Let $f:C:=[0,1]^{d}\longrightarrow \mathbb{R}$ be continuous, and define the (usual) modulus of continuity of $f$ of order $\epsilon$ as
$\omega(f;\epsilon):=\sup\{|f(x)-f(y)|:x,y\in C, \|x-y\|\leq \epsilon\}$ ,
where $\|\cdot\|$ denotes the Euclidean norm. Consider an orientation-preserving homeomorphisms, or simplily an homeomorphism, $\phi:C\longrightarrow C$. What is the relation between $\omega(f;\epsilon)$ and $\omega(f\circ \phi;\epsilon)$? Can be stated, for a such $\phi$, an inequality of the form
$\omega(f\circ \phi;\epsilon) \leq k \omega(f;\epsilon)$
$k$ being a constat independent of $\phi$?
It is seems clear, from the definition, that $\omega(f\circ \phi;\epsilon) =\omega(f;\omega(\phi;\epsilon))$, but I do not see clear if an inequality like above is possible. Or, in other words, if there is an upper bound for $\omega(\phi;\epsilon)$, independent of $\phi$.
Many thanks in advances for your comments.

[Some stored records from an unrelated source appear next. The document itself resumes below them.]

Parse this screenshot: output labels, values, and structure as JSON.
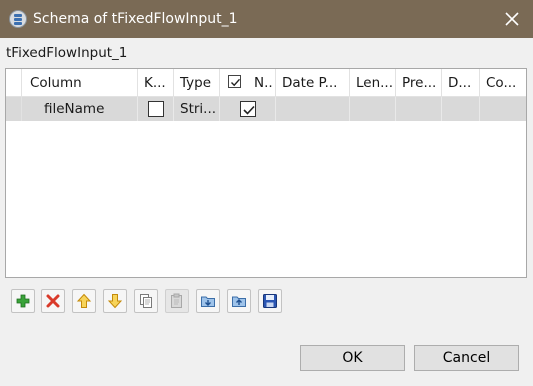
{
  "window": {
    "title": "Schema of tFixedFlowInput_1"
  },
  "component_name": "tFixedFlowInput_1",
  "table": {
    "columns": [
      {
        "label": "Column"
      },
      {
        "label": "K..."
      },
      {
        "label": "Type"
      },
      {
        "label": "N..",
        "checkbox": true
      },
      {
        "label": "Date P..."
      },
      {
        "label": "Len..."
      },
      {
        "label": "Pre..."
      },
      {
        "label": "D..."
      },
      {
        "label": "Co..."
      }
    ],
    "rows": [
      {
        "column": "fileName",
        "key": false,
        "type": "Stri...",
        "nullable": true,
        "date_pattern": "",
        "length": "",
        "precision": "",
        "default": "",
        "comment": ""
      }
    ]
  },
  "toolbar": {
    "buttons": [
      {
        "icon": "add-icon",
        "enabled": true
      },
      {
        "icon": "remove-icon",
        "enabled": true
      },
      {
        "icon": "move-up-icon",
        "enabled": true
      },
      {
        "icon": "move-down-icon",
        "enabled": true
      },
      {
        "icon": "copy-icon",
        "enabled": true
      },
      {
        "icon": "paste-icon",
        "enabled": false
      },
      {
        "icon": "import-icon",
        "enabled": true
      },
      {
        "icon": "export-icon",
        "enabled": true
      },
      {
        "icon": "save-icon",
        "enabled": true
      }
    ]
  },
  "actions": {
    "ok_label": "OK",
    "cancel_label": "Cancel"
  },
  "colors": {
    "titlebar": "#7a6a55",
    "selected_row": "#d9d9d9",
    "add_green": "#3aa33a",
    "remove_red": "#d93a2a",
    "arrow_yellow": "#f2c12e",
    "save_blue": "#2b56b3"
  }
}
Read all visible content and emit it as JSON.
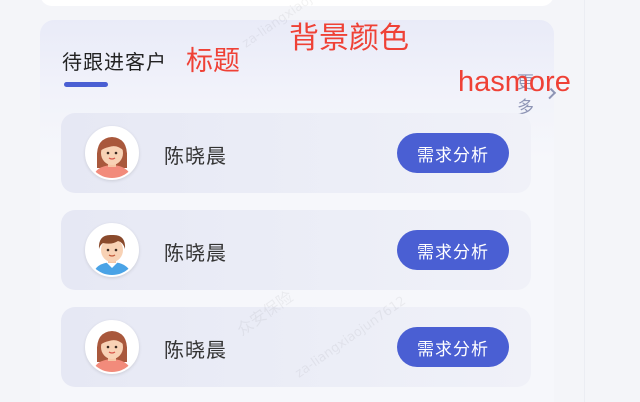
{
  "panel": {
    "title": "待跟进客户",
    "more_label": "更多",
    "more_icon": "chevron-right-icon",
    "accent_color": "#4a5fd3"
  },
  "annotations": {
    "title": "标题",
    "background": "背景颜色",
    "hasmore": "hasmore",
    "color": "#ef4136"
  },
  "watermark": {
    "line1": "众安保险",
    "line2": "za-liangxiaojun7612"
  },
  "customers": [
    {
      "name": "陈晓晨",
      "action": "需求分析",
      "avatar": "female-avatar-icon"
    },
    {
      "name": "陈晓晨",
      "action": "需求分析",
      "avatar": "male-avatar-icon"
    },
    {
      "name": "陈晓晨",
      "action": "需求分析",
      "avatar": "female-avatar-icon"
    }
  ]
}
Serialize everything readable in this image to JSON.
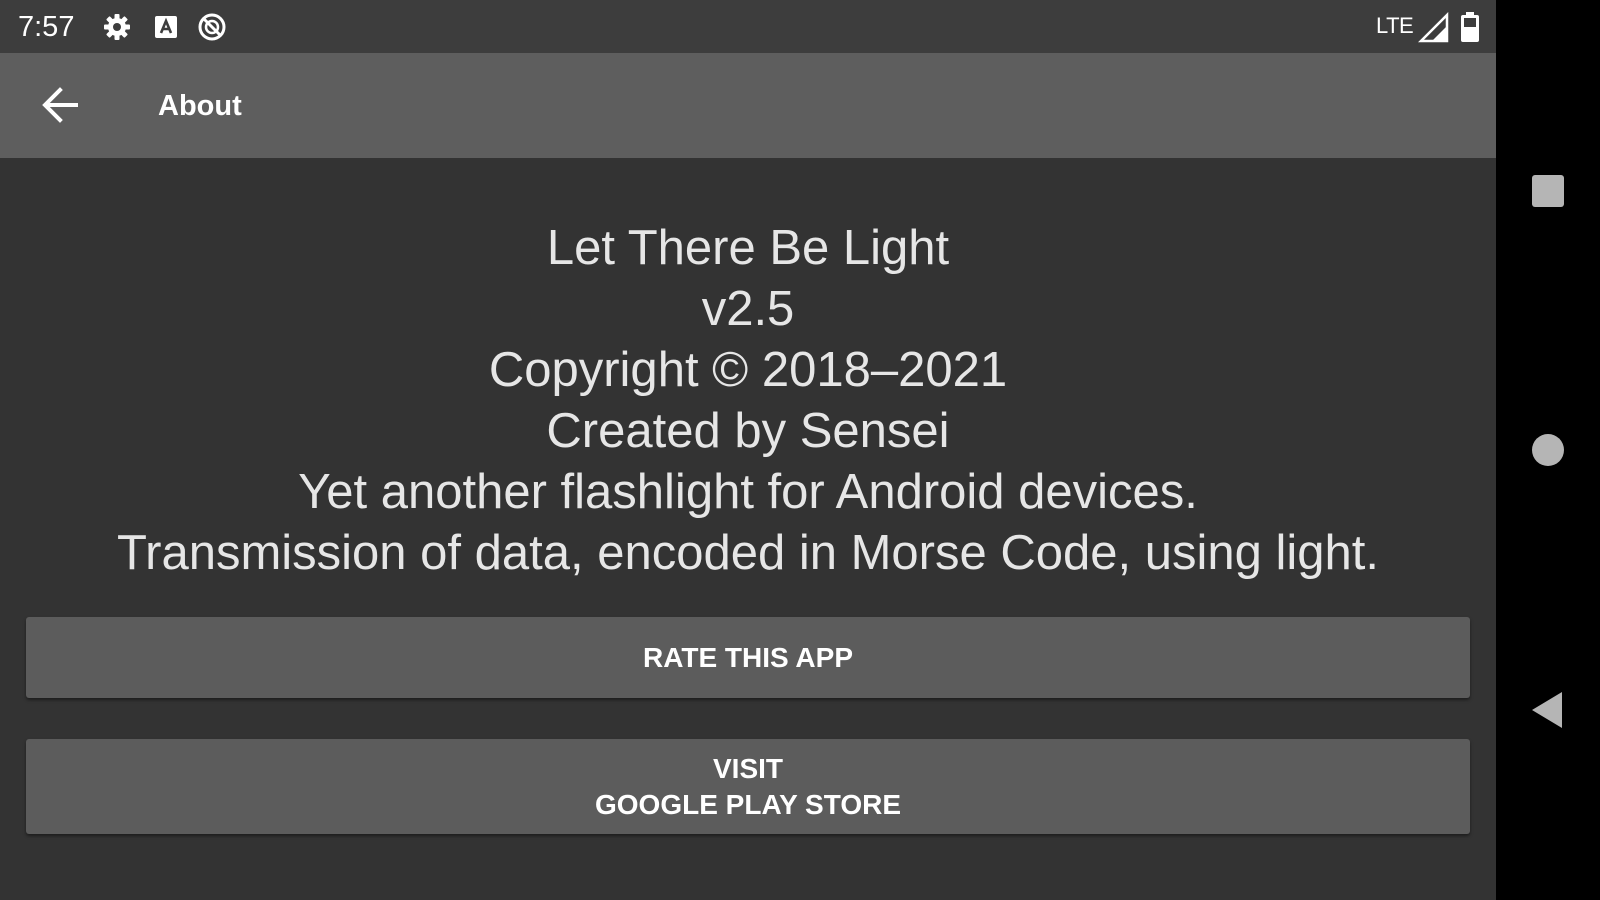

In fact for just one homeomorphism this can fail. On $[0,1],$ let $f(x)=x,\phi(x) = \sqrt x.$ Suppose we have $\omega(f\circ \phi,\epsilon)\le k \omega(f,\epsilon)$ for all $\epsilon.$ Then
$$f\circ \phi(\epsilon) - f\circ \phi(0) = \sqrt \epsilon \le \omega(f\circ \phi,\epsilon) \le k\omega(f,\epsilon) =k\epsilon$$
for all $\epsilon>0.$ Dividing by $\sqrt \epsilon,$ we obtain $1\le k\sqrt \epsilon$ for all $\epsilon>0.$ Letting $\epsilon\to 0$ then shows $1\le 0,$ contradiction.